Para ajudar na elucidação da dinâmica do acidente que culminou na morte de cinco estudantes do Colégio Estadual da Polícia Militar de Goiás (CEPMG) 5 de Janeiro, que fica em Sanclerlândia, o delegado que atua no caso, Mário Moraes, irá colher depoimentos de estudantes que desembarcaram da van escolar antes do momento da batida, que ocorreu na GO-518, momento antes da chegada em Córrego do Ouro.

“A gente vai trabalhar também com a oitiva dos socorristas e de dois adolescentes que foram deixados nos locais de destino pelo motorista na mesma van antes do fato. Vamos fazer esse trabalho com os responsáveis legais e com os critérios adequados. Vai depender da idade e pode ser necessário aguardar um tempo para realizar essas oitivas em sede policial”, destaca o delegado ao Jornal Opção.

Ainda de acordo com o investigador, nos próximos dias, os trabalhos vão aprofundar para verificar quem eram os responsáveis pelas manutenções dos veículos e saber se as revisões obrigatórias estavam em dias. Preliminarmente, segundo Mário, tanto a van quanto o caminhão apresentavam problemas nos pneus.

“Aparentemente, os dois não estavam no estado devido de rodagem em relação, por exemplo, aos pneus. Eles apresentavam aparente deterioração. Só que precisamos esperar o laudo para afirmar isso.”

Além disso, as investigações vão pontuar se os documentos dos condutores estavam em dia, assim como os dos veículos, as condições mecânica deles e se as crianças que eram transportadas na van faziam o uso correto do cinto de segurança. “Se as crianças não estavam usando cinto de segurança, já existe um critério de culpa a ser aferido para o motorista da van.”

Velocidade da van

Uma das questões observadas pela perícia é que não havia marcas de frenagem no asfalto. Questionado sobre isso, o delegado afirma que isso pode indicar que a van trafegava em velocidade elevada no momento do acidente, embora essa conclusão ainda dependa dos laudos periciais. Vale destacar ainda que também não foram encontrados os tacógrafos dos veículos envolvidos até o momento.

“Aparentemente o motorista da van estava rápido, mas não conseguiu frear. Isso mostra que, em tese, ele estava com uma alta velocidade. É difícil afirmar isso agora por causa da ausência de frenagem. Existem outros meios de cálculo, mas eu não sei se nesse caso específico será possível calcular. Esse é um dos fatores de culpa que estão sendo analisados.”

Em depoimento, o condutor da van escolar afirmou que o motorista do caminhão trafegava em velocidade muito baixa, sem iluminação traseira adequada e em condições que poderiam dar a impressão de que estava parado em um local proibido.

“O motorista da van alega que o motorista do caminhão estava numa zona de velocidade muito baixa e sem farol traseiro, aparentando que estava em local proibido. Mas ele estava trafegando em velocidade muito baixa, carregando gado. O que por si só já é proibido. É proibido andar numa via abaixo da metade da velocidade permitida.”

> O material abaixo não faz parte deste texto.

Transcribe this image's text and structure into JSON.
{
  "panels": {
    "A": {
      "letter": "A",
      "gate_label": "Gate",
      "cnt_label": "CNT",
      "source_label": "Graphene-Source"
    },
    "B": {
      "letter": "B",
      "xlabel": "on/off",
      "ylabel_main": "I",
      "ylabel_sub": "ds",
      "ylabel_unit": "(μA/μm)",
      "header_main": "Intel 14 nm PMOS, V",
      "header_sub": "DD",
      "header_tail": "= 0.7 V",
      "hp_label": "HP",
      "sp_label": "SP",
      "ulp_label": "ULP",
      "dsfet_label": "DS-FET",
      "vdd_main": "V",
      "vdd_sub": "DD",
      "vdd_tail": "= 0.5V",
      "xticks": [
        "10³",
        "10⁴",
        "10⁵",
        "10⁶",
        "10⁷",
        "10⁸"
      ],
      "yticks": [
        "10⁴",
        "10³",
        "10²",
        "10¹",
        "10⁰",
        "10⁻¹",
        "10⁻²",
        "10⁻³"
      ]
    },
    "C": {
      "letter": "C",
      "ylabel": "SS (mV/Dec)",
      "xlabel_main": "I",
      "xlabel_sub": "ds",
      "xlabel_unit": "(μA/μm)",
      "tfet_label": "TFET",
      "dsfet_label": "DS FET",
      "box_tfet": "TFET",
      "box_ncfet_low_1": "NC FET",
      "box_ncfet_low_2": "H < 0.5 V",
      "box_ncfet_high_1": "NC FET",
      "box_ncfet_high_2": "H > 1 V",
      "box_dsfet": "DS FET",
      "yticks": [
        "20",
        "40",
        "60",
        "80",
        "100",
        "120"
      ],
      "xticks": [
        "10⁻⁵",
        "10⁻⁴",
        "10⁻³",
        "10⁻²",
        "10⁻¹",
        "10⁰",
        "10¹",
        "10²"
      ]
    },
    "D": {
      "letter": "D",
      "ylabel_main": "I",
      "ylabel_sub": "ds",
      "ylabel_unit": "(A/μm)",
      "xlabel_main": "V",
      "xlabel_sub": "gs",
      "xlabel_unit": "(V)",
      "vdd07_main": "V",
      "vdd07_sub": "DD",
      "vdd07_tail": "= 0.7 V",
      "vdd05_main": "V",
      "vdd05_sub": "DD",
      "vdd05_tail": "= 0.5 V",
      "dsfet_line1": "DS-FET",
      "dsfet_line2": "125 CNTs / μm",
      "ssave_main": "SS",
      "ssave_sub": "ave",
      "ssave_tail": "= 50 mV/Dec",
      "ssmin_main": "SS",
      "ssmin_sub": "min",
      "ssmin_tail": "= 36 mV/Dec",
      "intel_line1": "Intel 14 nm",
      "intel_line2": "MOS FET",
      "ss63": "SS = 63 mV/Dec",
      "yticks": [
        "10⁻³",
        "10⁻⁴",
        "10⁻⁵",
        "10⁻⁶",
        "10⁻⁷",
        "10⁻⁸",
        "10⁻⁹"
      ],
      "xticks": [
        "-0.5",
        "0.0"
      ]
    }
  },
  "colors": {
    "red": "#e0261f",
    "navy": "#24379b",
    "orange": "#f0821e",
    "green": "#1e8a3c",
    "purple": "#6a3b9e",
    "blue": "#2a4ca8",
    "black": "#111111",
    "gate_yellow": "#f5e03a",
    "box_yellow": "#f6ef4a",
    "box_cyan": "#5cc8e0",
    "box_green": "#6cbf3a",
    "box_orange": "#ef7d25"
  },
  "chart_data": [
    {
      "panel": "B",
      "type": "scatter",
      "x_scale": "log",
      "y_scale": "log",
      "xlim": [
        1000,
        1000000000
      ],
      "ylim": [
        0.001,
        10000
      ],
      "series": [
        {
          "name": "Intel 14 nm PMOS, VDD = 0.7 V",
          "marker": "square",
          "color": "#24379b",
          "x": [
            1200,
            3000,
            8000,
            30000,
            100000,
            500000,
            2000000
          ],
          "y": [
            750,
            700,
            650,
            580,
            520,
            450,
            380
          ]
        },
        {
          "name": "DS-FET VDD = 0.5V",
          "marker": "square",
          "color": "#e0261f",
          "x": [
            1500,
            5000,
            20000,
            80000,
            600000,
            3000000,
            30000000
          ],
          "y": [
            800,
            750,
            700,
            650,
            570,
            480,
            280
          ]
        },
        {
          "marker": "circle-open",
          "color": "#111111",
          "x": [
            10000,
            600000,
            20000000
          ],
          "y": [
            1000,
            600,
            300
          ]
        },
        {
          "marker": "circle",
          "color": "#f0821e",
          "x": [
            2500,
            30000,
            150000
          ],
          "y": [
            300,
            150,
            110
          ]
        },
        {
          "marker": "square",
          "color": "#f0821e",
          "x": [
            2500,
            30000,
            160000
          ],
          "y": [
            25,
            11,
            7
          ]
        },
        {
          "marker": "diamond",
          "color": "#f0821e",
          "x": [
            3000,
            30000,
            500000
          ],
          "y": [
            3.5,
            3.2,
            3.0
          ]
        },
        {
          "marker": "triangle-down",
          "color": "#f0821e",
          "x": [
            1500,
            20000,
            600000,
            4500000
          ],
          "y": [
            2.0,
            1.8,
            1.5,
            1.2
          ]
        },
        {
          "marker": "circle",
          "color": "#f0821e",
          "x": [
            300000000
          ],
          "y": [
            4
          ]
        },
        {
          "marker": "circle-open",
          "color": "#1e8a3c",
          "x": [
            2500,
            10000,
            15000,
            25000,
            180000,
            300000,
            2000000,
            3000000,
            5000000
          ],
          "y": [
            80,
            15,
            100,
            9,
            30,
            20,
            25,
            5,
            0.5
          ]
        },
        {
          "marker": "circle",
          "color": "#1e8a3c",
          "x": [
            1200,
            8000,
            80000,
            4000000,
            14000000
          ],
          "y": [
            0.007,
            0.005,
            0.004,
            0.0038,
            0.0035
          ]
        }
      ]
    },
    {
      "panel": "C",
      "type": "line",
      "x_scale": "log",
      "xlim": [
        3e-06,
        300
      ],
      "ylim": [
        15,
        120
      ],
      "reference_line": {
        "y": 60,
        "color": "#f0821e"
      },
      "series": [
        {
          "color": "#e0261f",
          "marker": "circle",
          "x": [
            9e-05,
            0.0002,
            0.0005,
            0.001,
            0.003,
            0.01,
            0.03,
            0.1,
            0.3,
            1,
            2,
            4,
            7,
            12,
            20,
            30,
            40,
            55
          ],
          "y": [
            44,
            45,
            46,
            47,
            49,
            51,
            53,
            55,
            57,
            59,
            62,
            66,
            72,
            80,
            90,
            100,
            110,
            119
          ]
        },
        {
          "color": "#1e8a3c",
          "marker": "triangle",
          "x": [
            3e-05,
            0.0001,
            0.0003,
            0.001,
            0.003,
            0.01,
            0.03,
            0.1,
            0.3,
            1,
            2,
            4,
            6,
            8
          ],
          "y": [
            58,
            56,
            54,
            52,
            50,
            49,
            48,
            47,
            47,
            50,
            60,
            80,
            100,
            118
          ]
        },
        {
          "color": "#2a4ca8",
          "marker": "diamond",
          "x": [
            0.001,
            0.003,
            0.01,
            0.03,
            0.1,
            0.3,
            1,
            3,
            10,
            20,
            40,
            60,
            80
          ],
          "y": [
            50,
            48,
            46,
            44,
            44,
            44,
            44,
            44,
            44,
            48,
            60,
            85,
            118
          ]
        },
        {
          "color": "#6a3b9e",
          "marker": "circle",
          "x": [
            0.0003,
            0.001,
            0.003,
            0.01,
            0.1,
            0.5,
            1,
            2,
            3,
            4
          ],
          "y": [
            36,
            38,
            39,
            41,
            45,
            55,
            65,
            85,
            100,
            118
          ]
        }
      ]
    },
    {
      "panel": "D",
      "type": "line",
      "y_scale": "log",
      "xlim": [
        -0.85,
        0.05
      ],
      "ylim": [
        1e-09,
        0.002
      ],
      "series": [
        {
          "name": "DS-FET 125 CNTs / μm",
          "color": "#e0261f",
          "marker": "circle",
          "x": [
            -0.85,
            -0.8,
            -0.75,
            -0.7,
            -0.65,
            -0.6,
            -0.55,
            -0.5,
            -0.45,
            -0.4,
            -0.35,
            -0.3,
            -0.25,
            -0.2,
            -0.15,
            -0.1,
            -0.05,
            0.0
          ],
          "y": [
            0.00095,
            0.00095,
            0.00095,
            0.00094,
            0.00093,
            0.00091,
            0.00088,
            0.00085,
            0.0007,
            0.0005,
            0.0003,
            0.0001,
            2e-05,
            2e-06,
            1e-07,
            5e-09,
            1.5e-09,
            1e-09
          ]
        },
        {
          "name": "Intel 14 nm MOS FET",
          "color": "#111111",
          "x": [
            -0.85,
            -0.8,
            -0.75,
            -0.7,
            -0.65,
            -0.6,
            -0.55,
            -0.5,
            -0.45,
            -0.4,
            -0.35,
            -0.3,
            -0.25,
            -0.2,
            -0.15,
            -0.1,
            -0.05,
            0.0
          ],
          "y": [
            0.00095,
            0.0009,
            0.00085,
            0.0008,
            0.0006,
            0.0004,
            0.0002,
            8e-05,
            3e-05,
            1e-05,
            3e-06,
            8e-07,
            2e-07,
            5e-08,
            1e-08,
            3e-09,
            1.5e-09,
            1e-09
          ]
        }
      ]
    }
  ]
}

Já o motorista do caminhão, também em depoimento, disse que não conseguiu compreender como foi a colisão. “O motorista do caminhão também não entende muito. Ele sentiu um impacto e depois foi perceber que se tratava de uma van carregando crianças.”

Diante dos elementos reunidos até o momento, a investigação trabalha com a possibilidade de responsabilidade compartilhada entre os envolvidos, mas sem conclusões definitivas. Ele destaca ainda que a posição final dos veículos pode ajudar na elucidação do caso.

“Aparentemente tem culpa concorrente, mas eu não sei dizer isso de forma definitiva porque os laudos podem apresentar mais questões. O estrago evidente no lado direito da van mostra que o motorista tentou fazer uma manobra para desviar no susto.”

Segundo o delegado, os crimes investigados são homicídio culposos e lesões no trânsito.